C’est du dédain auquel Zefizef a exposé la FAF et le maillot d’El-Khadra au point qu’un joueur, certes de qualité mais qui est loin d’être un crack car ses semblables jouent déjà pour les grands d’Europe, fait le pas intéressé. Tout cela en nuançant que son choix “n’est pas arrêté”. Les deux pieds chez les espoirs français et les yeux sur l’Euro-2023 de la catégorie mais aussi l’EN algérienne sous le coude en cas où les seniors de l’EDF le blackboule.

Belmadi a compris mais a “mal-agis”

Cette attitude est courante chez nombreux footballeurs jouissant de la double-nationalité. Et cela ne devrait pas augmenter l’attractivité des sélections africaines qui reprennent toujours ce qu’on peut qualifier des “restes” des produits des écoles européennes.

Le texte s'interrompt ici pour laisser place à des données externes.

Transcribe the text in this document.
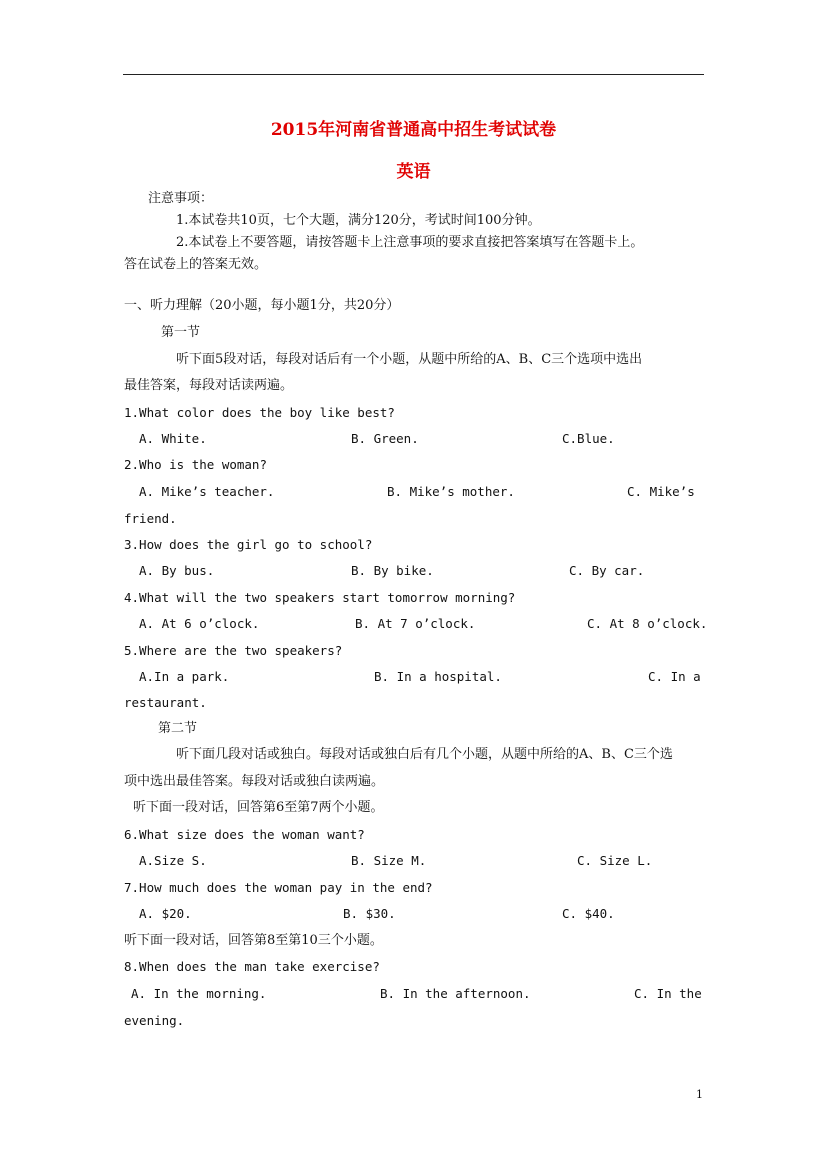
2015年河南省普通高中招生考试试卷
英语
注意事项：
1.本试卷共10页，七个大题，满分120分，考试时间100分钟。
2.本试卷上不要答题，请按答题卡上注意事项的要求直接把答案填写在答题卡上。
答在试卷上的答案无效。
一、听力理解（20小题，每小题1分，共20分）
第一节
听下面5段对话，每段对话后有一个小题，从题中所给的A、B、C三个选项中选出
最佳答案，每段对话读两遍。
1.What color does the boy like best?
A. White.	B. Green.	C.Blue.
2.Who is the woman?
A. Mike’s teacher.	B. Mike’s mother.	C. Mike’s
friend.
3.How does the girl go to school?
A. By bus.	B. By bike.	C. By car.
4.What will the two speakers start tomorrow morning?
A. At 6 o’clock.	B. At 7 o’clock.	C. At 8 o’clock.
5.Where are the two speakers?
A.In a park.	B. In a hospital.	C. In a
restaurant.
第二节
听下面几段对话或独白。每段对话或独白后有几个小题，从题中所给的A、B、C三个选
项中选出最佳答案。每段对话或独白读两遍。
听下面一段对话，回答第6至第7两个小题。
6.What size does the woman want?
A.Size S.	B. Size M.	C. Size L.
7.How much does the woman pay in the end?
A. $20.	B. $30.	C. $40.
听下面一段对话，回答第8至第10三个小题。
8.When does the man take exercise?
A. In the morning.	B. In the afternoon.	C. In the
evening.
1
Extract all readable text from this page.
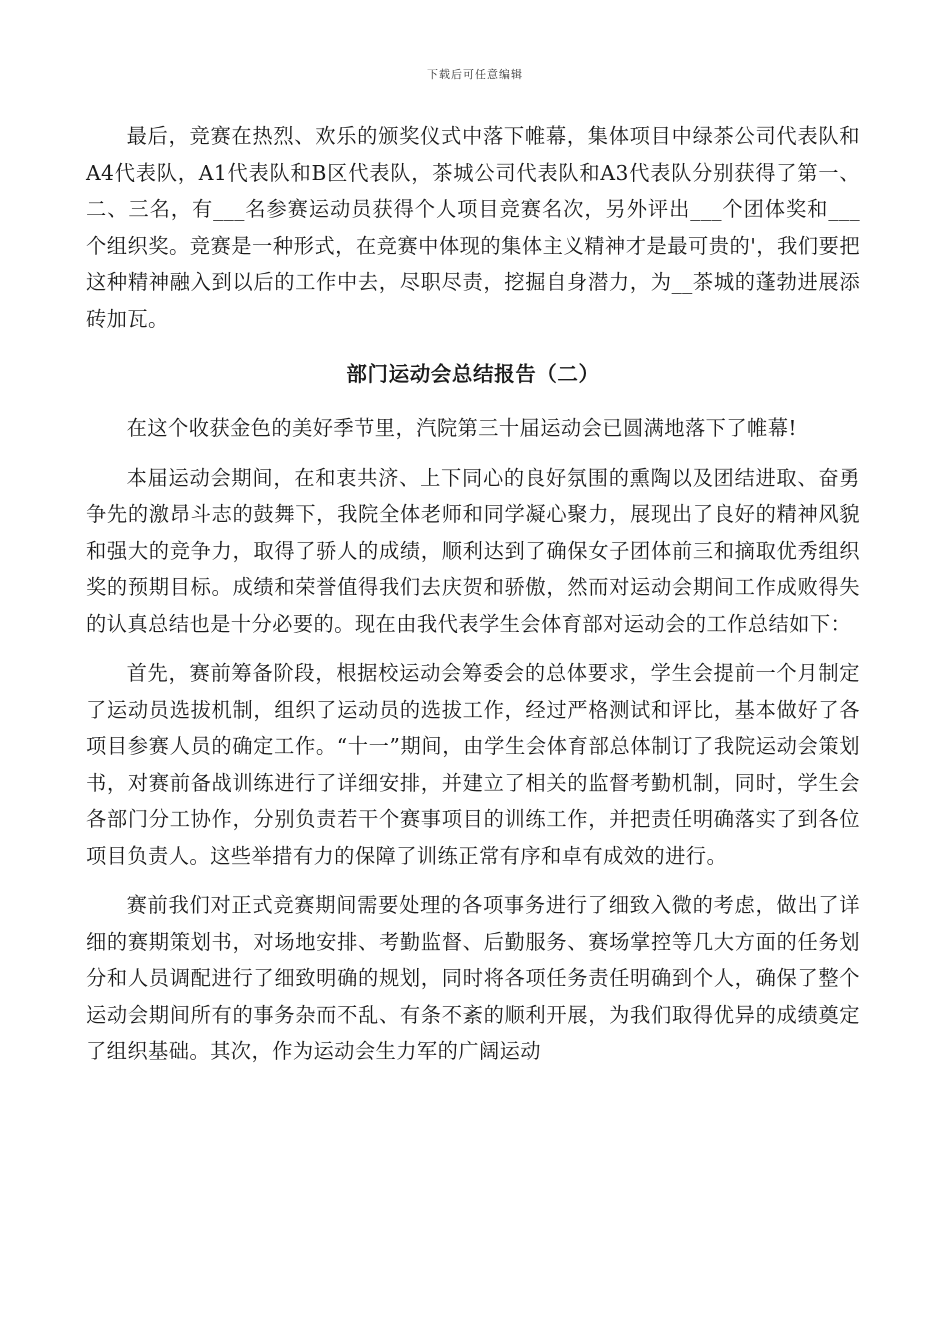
下载后可任意编辑

最后，竞赛在热烈、欢乐的颁奖仪式中落下帷幕，集体项目中绿茶公司代表队和A4代表队，A1代表队和B区代表队，茶城公司代表队和A3代表队分别获得了第一、二、三名，有___名参赛运动员获得个人项目竞赛名次，另外评出___个团体奖和___个组织奖。竞赛是一种形式，在竞赛中体现的集体主义精神才是最可贵的'，我们要把这种精神融入到以后的工作中去，尽职尽责，挖掘自身潜力，为__茶城的蓬勃进展添砖加瓦。

部门运动会总结报告（二）

在这个收获金色的美好季节里，汽院第三十届运动会已圆满地落下了帷幕!

本届运动会期间，在和衷共济、上下同心的良好氛围的熏陶以及团结进取、奋勇争先的激昂斗志的鼓舞下，我院全体老师和同学凝心聚力，展现出了良好的精神风貌和强大的竞争力，取得了骄人的成绩，顺利达到了确保女子团体前三和摘取优秀组织奖的预期目标。成绩和荣誉值得我们去庆贺和骄傲，然而对运动会期间工作成败得失的认真总结也是十分必要的。现在由我代表学生会体育部对运动会的工作总结如下：

首先，赛前筹备阶段，根据校运动会筹委会的总体要求，学生会提前一个月制定了运动员选拔机制，组织了运动员的选拔工作，经过严格测试和评比，基本做好了各项目参赛人员的确定工作。“十一”期间，由学生会体育部总体制订了我院运动会策划书，对赛前备战训练进行了详细安排，并建立了相关的监督考勤机制，同时，学生会各部门分工协作，分别负责若干个赛事项目的训练工作，并把责任明确落实了到各位项目负责人。这些举措有力的保障了训练正常有序和卓有成效的进行。

赛前我们对正式竞赛期间需要处理的各项事务进行了细致入微的考虑，做出了详细的赛期策划书，对场地安排、考勤监督、后勤服务、赛场掌控等几大方面的任务划分和人员调配进行了细致明确的规划，同时将各项任务责任明确到个人，确保了整个运动会期间所有的事务杂而不乱、有条不紊的顺利开展，为我们取得优异的成绩奠定了组织基础。其次，作为运动会生力军的广阔运动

D’ailleurs, on comprend pourquoi Djamel Belmadi a essayé, après le sacre des Fennecs à la CAN-2019, d’arrêter de faire le forcing pour les binationaux. Mais, là aussi, il faut trouver un certain équilibre pour attirer les footballeurs sans donner l’impression de se plier en quatre pour les convaincre de défendre les couleurs de leur “deuxième” nation. Et cela commence par la mise en place d’un plan de com’ fiable.